MILANO – Una lite in un periodo personale e lavorativo difficile, e la tranquilla vita di una famiglia si trasforma in tragedia. Giulio Carafa, 45 anni, originario di Taranto, ha impugnato un coltello ed aggredito a morte sua moglie Maria Teresa Meo, 40 anni. Poi ha rivolto il coltello contro di sé e si è ucciso. A scoprire i loro corpi senza vita è stata la maggiore delle loro due figlie, di 14 anni, di ritorno da scuola.

Volti sorridenti nelle foto su facebook dove sono fianco a fianco, il lavoro da tenere stretto e il tran tran quotidiano diviso tra le due bambine di 14 e 8 anni, da far crescere a Cassina de’ Pecchi (Milano), dopo aver lasciato la Puglia. Era questa la vita di Giulio e Maria fino a lunedì quando, per cause ancora da accertare, tra i due sarebbe divampata un’accesa lite.

Forse la depressione dell’uomo, forse la paura di perdere il posto di lavoro alla Star di Agrate Brianza (da mesi in stato di crisi e con 30 nuovi esuberi previsti per il 2016), hanno innescato la furia dell’uomo.

A quanto ricostruito sulle prime dal medico legale, Giulio avrebbe impugnato un coltello da cucina e avrebbe aggredito Maria che ha provato a difendersi e scappare. Non c’è riuscita, altri fendenti l’hanno raggiunta al fianco, poco distante dalla porta di ingresso di casa. Poi l’uomo avrebbe puntato la lama verso di sé, colpendosi mortalmente al petto.

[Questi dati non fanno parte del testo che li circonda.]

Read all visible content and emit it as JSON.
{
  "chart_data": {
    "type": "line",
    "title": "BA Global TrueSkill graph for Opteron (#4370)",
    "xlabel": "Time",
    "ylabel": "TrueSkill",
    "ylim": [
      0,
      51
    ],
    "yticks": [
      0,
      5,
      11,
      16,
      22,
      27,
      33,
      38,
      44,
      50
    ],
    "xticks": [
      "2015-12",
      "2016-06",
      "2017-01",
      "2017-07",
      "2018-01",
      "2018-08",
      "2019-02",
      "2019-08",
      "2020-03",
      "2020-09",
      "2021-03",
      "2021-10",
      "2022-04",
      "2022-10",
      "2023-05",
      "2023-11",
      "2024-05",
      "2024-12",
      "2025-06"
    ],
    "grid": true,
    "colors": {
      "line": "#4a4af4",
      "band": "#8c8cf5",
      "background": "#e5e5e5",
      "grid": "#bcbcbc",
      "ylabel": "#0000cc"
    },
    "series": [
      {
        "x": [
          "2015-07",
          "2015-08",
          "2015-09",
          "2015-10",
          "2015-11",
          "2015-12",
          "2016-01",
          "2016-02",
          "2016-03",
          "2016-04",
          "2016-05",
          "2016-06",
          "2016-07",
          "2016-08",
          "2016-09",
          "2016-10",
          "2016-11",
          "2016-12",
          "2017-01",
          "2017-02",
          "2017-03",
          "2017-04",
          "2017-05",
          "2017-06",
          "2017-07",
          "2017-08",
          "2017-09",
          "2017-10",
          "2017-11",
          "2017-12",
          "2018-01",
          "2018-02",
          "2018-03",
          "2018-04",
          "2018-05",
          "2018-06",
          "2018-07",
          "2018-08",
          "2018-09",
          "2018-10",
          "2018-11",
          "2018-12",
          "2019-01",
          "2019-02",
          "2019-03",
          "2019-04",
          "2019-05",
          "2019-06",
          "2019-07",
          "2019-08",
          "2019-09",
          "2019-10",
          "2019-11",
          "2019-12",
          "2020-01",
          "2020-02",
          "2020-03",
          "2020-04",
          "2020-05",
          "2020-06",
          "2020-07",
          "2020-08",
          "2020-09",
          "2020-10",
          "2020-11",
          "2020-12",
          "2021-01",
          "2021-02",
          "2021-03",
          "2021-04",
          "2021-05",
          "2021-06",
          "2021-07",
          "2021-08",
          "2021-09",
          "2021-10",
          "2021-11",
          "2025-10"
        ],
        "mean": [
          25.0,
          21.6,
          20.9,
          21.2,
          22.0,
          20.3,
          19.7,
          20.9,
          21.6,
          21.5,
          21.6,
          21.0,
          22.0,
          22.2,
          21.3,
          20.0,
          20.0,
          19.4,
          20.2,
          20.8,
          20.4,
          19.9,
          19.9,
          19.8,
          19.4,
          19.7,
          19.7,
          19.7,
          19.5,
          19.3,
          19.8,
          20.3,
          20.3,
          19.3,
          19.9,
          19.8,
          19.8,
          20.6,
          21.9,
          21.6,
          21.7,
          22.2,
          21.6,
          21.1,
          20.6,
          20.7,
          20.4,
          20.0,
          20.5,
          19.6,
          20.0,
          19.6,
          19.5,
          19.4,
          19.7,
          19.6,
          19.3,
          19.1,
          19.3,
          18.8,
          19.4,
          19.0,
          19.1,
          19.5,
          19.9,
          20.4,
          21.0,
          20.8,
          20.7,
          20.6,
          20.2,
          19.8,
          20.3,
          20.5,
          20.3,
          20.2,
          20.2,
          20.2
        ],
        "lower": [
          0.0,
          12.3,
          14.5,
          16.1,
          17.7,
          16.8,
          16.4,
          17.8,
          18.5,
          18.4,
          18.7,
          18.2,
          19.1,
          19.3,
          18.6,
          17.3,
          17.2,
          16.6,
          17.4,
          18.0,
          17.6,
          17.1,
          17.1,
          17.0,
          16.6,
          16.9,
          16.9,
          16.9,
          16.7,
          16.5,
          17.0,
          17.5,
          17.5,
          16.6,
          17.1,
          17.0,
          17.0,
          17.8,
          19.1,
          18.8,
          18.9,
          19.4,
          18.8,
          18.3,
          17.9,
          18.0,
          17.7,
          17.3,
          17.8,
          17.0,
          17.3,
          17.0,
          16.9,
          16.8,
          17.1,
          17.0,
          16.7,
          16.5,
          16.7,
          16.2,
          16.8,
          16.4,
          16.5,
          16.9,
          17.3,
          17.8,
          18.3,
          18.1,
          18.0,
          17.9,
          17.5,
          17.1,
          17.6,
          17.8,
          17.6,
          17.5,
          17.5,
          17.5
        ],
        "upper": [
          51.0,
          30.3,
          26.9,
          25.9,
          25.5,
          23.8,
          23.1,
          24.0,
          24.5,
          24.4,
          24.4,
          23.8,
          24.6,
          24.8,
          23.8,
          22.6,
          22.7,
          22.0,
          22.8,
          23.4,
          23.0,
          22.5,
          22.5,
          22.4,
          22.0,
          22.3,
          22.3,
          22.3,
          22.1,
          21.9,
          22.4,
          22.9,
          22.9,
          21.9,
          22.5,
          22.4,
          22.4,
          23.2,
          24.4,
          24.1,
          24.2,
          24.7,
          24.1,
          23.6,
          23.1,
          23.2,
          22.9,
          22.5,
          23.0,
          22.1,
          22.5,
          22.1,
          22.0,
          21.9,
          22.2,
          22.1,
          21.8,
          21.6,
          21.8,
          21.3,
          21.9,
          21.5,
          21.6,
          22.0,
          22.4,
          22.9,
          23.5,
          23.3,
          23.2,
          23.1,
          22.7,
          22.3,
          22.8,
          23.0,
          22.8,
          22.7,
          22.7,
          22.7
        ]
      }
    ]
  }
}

La figlia maggiore, di ritorno da scuola, li ha trovati riversi a terra, in una pozza di sangue. Stordita dalla scena la ragazzina ha poi chiesto aiuto a una vicina di casa che, dopo aver aperto la porta dell’appartamento insieme a un’amica, ha telefonato immediatamente al 112. Sul posto sono intervenuti i carabinieri. La quattordicenne è stata accompagnata in stato di shock in ospedale mentre la sorellina è rimasta da una zia, dove era andata dopo la scuola. L’uomo soffriva di crisi depressive da tempo e non vi sarebbero stati precedenti episodi di violenza denunciati a suo carico. “Una scena terribile, atroce” ha commentato una vicina di casa. Ed ora gli inquirenti dovranno ricostruire, attraverso le testimonianze di familiari ed amici, le ultime settimane di vita della coppia.